The Conservative MP for Mid Buckinghamshire Greg Smith has opened up about his family life, free time watching Formula 1, plus his penchant for cooking up a chicken stew or home-made curry.
The father-of-three and former MP for Buckingham was elected to the new seat of Mid Bucks with a majority of nearly 6,000 in the July 4 general election.
Smith was born in the town of Bromsgrove in Worcestershire and most of his family are from Birmingham.
The MP grew up in the West Midlands and attended the historic fee-paying Bromsgrove School, whose alumni include the poet A. E. Housman, former deputy prime minister Michael Heseltine, and Dire Straits bassist John Illsley
Smith tells the Bucks Free Press: “This gives me quite the insight into just how bad the new government’s policy for VAT on school fees is.”
READ MORE: New Mid Bucks MP Greg Smith on Green Belt, Wycombe Hospital, HS2 and Tory leadership
The MP refers to the Labour Party’s plans to add 20 per cent VAT to independent school fees as soon as January.
He continues: “I am not from wealth. I am not from a poor background either. There is no rags to riches tale or anything like that.
“But I am not from a wealthy background, my mum was an early years teacher in the state sector and my dad was a policeman.”
Smith explains that he had a ‘comfortable’ middle class upbringing but insists that there was ‘not money slopping around’.
He adds: “My parents took a decision when I was eight that they wanted to send me to a private school and mother spent every single penny of her salary on the fees for that and we lived off my dad’s police salary.
“There’s lots of parents that send their kids to private school from that position, where if you suddenly up the fees by 20 per cent, they won’t be able to afford it anymore.”
The MP says Labour’s new tax would have barred his parents from sending him to private school.
After school, Smith went onto graduate from the University of Birmingham with a degree in political science, which in many ways he ‘regrets’.
“It bears no resemblance to reality, and I really wish I had done a history degree,” he says.
The MP later moved to London to start a career and launch a business, which he ran for 15 years.
He worked in print, design, and marketing across the manufacturing, medical technology, and charity sectors.
When Smith and his wife Annalise’s third son was on the way, they upped sticks to a larger home in Chearsley, where the MP says he and his family are ‘very happy in village life’.
“When we started having children, my wife and I knew we wanted to bring the children up in the countryside, so we moved to Wendover initially,” Smith says.
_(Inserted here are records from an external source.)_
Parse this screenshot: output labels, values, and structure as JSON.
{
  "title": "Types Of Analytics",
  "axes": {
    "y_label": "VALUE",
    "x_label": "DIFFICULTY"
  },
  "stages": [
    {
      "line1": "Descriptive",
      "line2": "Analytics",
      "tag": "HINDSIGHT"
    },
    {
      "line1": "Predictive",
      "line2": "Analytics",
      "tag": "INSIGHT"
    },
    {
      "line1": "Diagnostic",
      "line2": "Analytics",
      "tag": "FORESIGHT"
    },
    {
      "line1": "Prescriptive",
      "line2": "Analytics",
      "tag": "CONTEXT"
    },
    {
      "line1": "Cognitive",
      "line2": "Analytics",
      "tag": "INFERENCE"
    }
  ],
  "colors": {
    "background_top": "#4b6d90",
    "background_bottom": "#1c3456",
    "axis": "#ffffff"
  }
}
By October 2019, the MP had been selected to stand as the Conservative candidate for the now-abolished seat of Buckingham and was elected there in December.
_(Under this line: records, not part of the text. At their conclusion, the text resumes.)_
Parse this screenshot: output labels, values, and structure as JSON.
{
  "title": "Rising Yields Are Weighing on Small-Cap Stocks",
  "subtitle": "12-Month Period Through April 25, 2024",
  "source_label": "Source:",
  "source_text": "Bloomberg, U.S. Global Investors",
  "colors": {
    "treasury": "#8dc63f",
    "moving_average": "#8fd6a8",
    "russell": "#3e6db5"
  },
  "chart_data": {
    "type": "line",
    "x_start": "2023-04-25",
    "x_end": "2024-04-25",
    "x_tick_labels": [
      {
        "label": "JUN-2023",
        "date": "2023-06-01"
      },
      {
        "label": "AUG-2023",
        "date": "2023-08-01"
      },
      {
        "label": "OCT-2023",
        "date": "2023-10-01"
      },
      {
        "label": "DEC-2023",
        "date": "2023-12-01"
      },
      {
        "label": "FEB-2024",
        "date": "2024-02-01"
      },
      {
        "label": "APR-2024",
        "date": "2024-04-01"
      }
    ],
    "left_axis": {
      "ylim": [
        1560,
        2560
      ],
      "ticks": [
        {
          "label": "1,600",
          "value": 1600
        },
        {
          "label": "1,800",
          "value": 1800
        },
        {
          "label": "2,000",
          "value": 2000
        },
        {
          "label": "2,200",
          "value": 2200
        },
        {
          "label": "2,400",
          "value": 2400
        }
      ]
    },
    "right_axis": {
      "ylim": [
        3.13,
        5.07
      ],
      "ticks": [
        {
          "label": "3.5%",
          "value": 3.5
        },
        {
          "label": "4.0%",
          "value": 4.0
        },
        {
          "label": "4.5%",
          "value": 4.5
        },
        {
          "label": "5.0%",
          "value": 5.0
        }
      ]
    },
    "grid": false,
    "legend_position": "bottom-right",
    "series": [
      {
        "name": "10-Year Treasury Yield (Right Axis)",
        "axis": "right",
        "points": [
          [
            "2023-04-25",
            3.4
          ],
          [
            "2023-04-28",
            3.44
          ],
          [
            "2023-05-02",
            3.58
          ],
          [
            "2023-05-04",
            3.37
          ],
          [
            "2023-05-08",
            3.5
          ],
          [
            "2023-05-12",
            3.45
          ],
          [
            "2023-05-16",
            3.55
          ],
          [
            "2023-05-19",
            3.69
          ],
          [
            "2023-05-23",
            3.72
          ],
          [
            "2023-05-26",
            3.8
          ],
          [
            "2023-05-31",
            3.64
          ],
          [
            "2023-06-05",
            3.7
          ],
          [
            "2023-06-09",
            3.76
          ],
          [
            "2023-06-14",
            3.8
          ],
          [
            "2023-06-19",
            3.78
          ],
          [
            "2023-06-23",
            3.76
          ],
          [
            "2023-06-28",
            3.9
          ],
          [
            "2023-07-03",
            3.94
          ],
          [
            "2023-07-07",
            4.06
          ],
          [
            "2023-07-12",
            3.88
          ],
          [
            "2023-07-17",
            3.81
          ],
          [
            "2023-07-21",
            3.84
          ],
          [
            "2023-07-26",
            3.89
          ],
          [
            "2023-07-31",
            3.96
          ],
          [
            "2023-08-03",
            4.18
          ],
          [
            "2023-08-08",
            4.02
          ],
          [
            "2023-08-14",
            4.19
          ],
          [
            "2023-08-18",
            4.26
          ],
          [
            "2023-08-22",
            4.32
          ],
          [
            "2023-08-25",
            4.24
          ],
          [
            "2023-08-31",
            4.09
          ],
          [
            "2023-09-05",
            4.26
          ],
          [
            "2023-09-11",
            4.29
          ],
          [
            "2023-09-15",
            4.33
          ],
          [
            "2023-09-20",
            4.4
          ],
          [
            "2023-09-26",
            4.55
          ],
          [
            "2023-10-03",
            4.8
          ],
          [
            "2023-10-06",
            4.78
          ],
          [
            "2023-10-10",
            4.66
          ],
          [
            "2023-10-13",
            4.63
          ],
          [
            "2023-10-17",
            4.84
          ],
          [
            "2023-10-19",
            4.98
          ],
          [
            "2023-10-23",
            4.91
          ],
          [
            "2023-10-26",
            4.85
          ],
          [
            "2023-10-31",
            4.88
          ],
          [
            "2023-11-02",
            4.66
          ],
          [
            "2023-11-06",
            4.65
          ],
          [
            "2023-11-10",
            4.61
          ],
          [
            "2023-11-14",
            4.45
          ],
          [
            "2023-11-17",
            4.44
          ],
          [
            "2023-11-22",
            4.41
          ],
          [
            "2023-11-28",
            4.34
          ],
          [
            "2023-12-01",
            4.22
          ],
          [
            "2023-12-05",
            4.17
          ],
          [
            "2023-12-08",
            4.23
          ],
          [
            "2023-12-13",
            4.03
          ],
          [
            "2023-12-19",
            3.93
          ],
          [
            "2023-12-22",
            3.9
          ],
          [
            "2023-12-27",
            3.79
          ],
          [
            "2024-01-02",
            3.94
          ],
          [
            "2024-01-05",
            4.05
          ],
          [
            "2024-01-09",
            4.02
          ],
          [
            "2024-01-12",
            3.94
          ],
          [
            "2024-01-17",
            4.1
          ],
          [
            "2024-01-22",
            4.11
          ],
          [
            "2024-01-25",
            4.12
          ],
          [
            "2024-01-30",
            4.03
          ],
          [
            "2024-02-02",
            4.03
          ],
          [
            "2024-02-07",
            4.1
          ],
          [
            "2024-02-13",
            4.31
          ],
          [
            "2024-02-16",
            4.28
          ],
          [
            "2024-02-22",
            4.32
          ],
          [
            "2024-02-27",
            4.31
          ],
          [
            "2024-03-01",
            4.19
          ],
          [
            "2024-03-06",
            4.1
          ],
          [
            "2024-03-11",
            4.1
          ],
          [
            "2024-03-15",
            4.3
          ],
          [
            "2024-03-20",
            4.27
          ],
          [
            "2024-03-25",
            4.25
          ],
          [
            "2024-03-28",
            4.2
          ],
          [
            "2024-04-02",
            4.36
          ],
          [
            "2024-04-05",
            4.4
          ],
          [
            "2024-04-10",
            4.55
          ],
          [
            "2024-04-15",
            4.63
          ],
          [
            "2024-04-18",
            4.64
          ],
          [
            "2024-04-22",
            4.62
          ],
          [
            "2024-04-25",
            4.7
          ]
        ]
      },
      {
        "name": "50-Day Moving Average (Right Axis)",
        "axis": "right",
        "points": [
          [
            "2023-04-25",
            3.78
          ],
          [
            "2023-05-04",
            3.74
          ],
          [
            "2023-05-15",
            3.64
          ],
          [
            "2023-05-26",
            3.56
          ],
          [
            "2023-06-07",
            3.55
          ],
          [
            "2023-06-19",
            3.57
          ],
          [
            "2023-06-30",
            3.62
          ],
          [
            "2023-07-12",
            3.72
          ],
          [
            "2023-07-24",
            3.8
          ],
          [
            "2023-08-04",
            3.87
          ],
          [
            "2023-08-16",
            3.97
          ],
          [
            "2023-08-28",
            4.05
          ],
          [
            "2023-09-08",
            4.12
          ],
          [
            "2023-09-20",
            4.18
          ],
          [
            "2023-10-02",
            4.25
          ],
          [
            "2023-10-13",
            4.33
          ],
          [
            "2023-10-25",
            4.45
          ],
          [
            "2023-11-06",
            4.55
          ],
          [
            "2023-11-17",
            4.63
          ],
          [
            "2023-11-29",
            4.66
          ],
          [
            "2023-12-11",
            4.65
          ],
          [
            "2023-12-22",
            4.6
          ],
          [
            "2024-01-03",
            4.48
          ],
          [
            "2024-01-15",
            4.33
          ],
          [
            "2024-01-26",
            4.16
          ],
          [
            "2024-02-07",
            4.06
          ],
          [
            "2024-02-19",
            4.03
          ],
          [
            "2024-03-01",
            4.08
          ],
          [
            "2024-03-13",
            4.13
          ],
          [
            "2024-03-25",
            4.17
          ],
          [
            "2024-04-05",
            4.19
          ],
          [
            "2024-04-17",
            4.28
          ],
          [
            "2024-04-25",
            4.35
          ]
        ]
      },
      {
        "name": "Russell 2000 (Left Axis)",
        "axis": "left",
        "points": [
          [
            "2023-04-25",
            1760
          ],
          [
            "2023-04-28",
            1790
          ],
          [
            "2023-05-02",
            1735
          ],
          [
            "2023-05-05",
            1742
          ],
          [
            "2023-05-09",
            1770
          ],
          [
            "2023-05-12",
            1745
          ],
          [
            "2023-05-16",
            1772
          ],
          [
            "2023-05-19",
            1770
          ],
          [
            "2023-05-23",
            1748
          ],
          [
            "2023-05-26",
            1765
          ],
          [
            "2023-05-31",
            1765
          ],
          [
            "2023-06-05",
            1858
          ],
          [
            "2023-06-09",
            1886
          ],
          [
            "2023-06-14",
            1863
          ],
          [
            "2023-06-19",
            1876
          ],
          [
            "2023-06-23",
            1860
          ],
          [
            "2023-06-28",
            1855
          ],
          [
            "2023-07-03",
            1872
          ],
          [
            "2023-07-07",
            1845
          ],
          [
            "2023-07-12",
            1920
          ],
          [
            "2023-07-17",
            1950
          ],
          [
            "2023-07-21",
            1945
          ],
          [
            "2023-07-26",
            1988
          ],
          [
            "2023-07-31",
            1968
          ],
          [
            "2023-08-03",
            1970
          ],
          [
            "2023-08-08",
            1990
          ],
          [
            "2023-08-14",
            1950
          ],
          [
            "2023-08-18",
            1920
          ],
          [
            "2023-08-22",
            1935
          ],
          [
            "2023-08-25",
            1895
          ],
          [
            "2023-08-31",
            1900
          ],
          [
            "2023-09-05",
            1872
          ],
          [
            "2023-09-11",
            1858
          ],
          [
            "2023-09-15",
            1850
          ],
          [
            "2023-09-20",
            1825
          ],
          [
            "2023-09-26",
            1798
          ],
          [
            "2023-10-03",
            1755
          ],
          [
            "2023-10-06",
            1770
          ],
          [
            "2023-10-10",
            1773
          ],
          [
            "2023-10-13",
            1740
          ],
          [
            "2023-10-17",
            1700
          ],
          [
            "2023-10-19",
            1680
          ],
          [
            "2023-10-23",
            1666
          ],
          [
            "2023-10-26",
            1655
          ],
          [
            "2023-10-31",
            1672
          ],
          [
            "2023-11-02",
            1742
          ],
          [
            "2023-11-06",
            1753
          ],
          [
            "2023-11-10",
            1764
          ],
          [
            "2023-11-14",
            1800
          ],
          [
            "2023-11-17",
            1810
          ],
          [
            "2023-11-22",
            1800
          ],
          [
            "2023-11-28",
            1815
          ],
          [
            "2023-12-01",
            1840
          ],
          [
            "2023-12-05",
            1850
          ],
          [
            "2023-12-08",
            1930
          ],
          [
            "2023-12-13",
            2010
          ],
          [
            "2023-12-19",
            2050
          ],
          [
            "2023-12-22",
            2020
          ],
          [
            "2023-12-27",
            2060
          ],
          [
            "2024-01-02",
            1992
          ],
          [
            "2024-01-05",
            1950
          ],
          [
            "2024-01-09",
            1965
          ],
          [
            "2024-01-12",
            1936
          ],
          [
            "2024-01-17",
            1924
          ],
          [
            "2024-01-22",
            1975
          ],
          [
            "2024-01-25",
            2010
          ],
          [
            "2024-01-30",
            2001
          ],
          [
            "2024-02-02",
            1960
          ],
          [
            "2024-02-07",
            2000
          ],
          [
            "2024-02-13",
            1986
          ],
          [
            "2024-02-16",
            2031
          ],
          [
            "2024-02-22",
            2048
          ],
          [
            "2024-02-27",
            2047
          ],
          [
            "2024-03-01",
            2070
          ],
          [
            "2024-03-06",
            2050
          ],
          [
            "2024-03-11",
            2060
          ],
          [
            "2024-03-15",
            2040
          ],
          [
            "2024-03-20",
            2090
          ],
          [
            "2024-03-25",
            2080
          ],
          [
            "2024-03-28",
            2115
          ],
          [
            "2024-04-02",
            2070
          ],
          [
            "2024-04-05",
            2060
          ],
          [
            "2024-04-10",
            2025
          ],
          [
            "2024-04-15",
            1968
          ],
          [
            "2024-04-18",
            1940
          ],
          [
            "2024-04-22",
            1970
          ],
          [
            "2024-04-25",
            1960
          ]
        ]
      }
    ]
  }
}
In his free time, Smith, a lifelong McLaren supporter, enjoys watching Formula 1, 2, 3 and 4 and is a classic car enthusiast, although he ‘cannot afford one’.
But the MP spends most of his free time with his sons, often at some of the playgrounds and soft play areas in his constituency.
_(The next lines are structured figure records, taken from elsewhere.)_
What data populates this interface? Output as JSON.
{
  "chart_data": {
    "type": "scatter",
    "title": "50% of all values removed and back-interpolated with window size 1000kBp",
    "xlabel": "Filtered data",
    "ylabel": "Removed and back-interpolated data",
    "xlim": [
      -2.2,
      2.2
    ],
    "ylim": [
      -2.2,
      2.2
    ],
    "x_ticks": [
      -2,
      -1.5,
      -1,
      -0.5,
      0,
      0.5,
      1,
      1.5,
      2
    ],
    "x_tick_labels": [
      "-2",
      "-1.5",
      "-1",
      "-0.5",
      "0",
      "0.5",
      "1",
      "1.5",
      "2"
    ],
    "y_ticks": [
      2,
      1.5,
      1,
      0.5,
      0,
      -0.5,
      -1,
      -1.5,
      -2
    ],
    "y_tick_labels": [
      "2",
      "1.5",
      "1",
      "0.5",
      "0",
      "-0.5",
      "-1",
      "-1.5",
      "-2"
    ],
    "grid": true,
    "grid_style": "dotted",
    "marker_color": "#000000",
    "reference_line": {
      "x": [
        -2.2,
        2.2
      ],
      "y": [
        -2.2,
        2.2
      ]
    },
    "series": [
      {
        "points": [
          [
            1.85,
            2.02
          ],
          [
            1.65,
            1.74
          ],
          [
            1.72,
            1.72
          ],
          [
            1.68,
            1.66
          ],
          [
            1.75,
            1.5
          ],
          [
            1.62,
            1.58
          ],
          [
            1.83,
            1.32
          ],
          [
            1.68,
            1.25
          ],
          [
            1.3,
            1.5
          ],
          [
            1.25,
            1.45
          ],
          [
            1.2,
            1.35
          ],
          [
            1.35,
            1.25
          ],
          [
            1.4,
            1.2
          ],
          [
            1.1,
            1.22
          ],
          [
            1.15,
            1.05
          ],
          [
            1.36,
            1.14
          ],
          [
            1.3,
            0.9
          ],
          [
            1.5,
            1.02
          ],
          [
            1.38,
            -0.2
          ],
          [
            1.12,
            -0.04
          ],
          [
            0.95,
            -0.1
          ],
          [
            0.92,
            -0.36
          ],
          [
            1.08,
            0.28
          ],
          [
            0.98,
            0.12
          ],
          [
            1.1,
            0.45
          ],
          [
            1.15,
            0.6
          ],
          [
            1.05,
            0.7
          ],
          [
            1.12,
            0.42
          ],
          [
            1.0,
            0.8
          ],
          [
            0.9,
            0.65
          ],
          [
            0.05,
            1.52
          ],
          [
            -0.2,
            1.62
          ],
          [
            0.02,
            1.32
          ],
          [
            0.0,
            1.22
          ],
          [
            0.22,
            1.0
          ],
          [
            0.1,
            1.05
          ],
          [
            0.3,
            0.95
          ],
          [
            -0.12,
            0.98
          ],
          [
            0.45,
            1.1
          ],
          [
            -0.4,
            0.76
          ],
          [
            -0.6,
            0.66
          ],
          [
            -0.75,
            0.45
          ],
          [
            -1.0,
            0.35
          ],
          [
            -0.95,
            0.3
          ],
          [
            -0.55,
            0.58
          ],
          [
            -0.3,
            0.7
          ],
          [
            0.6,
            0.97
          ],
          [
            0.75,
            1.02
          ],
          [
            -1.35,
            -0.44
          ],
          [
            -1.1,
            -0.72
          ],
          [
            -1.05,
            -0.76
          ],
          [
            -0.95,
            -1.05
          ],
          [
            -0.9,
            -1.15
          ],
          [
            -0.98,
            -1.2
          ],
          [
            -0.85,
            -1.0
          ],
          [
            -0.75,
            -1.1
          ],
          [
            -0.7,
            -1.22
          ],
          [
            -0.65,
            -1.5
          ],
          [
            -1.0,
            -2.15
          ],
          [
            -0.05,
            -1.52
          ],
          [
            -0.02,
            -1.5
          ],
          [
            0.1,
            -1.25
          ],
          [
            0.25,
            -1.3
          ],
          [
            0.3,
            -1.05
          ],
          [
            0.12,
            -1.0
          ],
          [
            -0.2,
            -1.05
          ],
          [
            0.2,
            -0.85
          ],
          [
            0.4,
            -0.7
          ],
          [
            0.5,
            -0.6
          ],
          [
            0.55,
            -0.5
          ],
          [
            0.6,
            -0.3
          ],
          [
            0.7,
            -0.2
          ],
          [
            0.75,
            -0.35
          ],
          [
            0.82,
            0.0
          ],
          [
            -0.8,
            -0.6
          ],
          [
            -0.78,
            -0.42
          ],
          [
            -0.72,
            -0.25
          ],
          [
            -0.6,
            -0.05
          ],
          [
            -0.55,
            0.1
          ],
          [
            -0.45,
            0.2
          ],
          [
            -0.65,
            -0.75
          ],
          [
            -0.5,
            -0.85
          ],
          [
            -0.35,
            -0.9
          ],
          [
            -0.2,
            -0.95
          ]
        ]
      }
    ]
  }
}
“They miss daddy in the week,” he adds, “My ability to be home for bedtime is zero when the House of Commons is sitting.”
He said: “Saturday and Sunday nights I can normally manage it [bedtime stories and bathtime for his children,” he says, “In the week, voting finishes at 7pm, 7:30pm in Westminster, so there is no physical way I can be back in Buckinghamshire for their bedtime.”
Smith says he still finds time to do some of the cooking at the weekend though.
“I am quite good at a few dishes,” he says, “I’m pretty proud of my chicken and chorizo stew – more of a winter dish than for right now. We’ll regularly try and do a curry from scratch.”
But Smith avoids the ‘fancy restaurants’ in the House of Commons, preferring to ‘dart into the cafeteria’ for quick bite to eat in between his work.